前回の記事にも書いた映画『ブルージャイアント』。あれからずっと、劇中のジャズのメロディーが脳内で鳴り続けている。
映画のサウンドトラックがYouTubeでも公開されていることを知り、それを毎日聴いている。朝から熱いジャズのメロディーに浸り、朝の電車も気分はまるでニューヨークの地下鉄。ジャズすげえな!実際は埼京線なのに!
ところで、このサウンドトラックでの「JASS」(主人公たちが組むジャズバンド)の演奏を聴いていて、ちょっと気になったことがある。

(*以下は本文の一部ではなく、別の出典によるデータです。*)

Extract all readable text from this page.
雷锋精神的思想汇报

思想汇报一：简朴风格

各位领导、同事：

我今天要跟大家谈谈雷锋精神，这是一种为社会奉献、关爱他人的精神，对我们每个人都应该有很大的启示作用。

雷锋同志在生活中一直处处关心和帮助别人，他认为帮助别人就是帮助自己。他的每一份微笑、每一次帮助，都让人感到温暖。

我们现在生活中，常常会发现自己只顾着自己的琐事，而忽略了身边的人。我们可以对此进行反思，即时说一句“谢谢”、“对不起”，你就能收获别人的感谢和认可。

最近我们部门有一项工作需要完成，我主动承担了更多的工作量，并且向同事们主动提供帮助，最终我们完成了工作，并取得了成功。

あらかじめ断っておくが、僕はこの音楽が大好きなのだ。読んでもらえればわかると思うが、ディスる意図は全くないことを、念のためここで声高に叫んでおきたい。というか、僕は音楽のことなんて全然わからないし、素人の戯言だと思って聞いてほしい。
さて、僕が思っていることを一言で言えばこうだ。
「大、お前そんなもんじゃねえだろ?」
このサウンドトラックの演奏は、劇中のストーリーとリンクしている。実際には著名なミュージシャンがプレイしているのだが、物語の登場人物である宮本大(テナーサックス)、沢辺雪祈(ピアノ)、玉田俊二(ドラム)として「演じて」いるのだ。
玉田はまだドラムを始めてから一年ほどの設定だと思うので、それを前提としたプレイになっている(……はず。物語の中でも急成長が描かれているが、それにしても上手すぎる!)。
他にもいろんな設定があるのだが、ネタバレにつながる可能性があるのでここでは触れません!悪しからず!
で、僕が気になった宮本大のプレイ。素晴らしい演奏だと思うのだが、なんとなーく、「まだ余力を残している」感じがするのだ。
「いや、それがプロなんじゃないの?」と言われればそうなのかもしれないが、宮本大はそういうプレーヤーじゃない。ステージでは全てを出し切る。それが彼のプレイだ。
「余力を残している」というのはあくまで僕の主観なので、他の人は「いや、どこが?」と思うかもしれない。けど、僕はなんとなくそう感じたのだ。
もちろん、ストーリーと絡めていろんな説明をすることはできるだろう。そのへんも含めて、いろいろ考えてみた。そして、ある可能性に気づいた。
「続編への布石」という可能性である。
続編も映画化されるとすれば、大の成長もそこで描かれなければならない。大の成長の表現として最も重要なのは、言うまでもなく「サックスプレーヤーとしての成長」である。
その成長をダイナミックに描くためには、いまの段階で上手すぎてはいけない。力がありすぎてはいけない。輝きすぎてはいけない。そういう意図が、この演奏の背景にあるのではないだろうか。
だから大に比べて、これから出番がない可能性のある雪祈のピアノ、玉田のドラムは、いろんな制約がある中でも、出し切っている感がある(気がする)。
いずれにせよ、これほど話題になり、興行的にも成功しているであろうこの映画は、ほぼ間違いなく続編が制作されるだろう。とすると、この大の演奏の「布石」がしっかり生きてくるわけだ。
もちろん、これは僕の完全な主観で、何の根拠もない妄想にすぎない。けれども、そんな自由な妄想を抱かせてくれるのも、いい映画のひとつの条件と言えるかもしれない。
僕はおそらく明日、漫画版の10巻を読み終える。そして、2回目の劇場へと足を運ぶだろう。その直前には、必ずトイレにも足を運ぶだろう。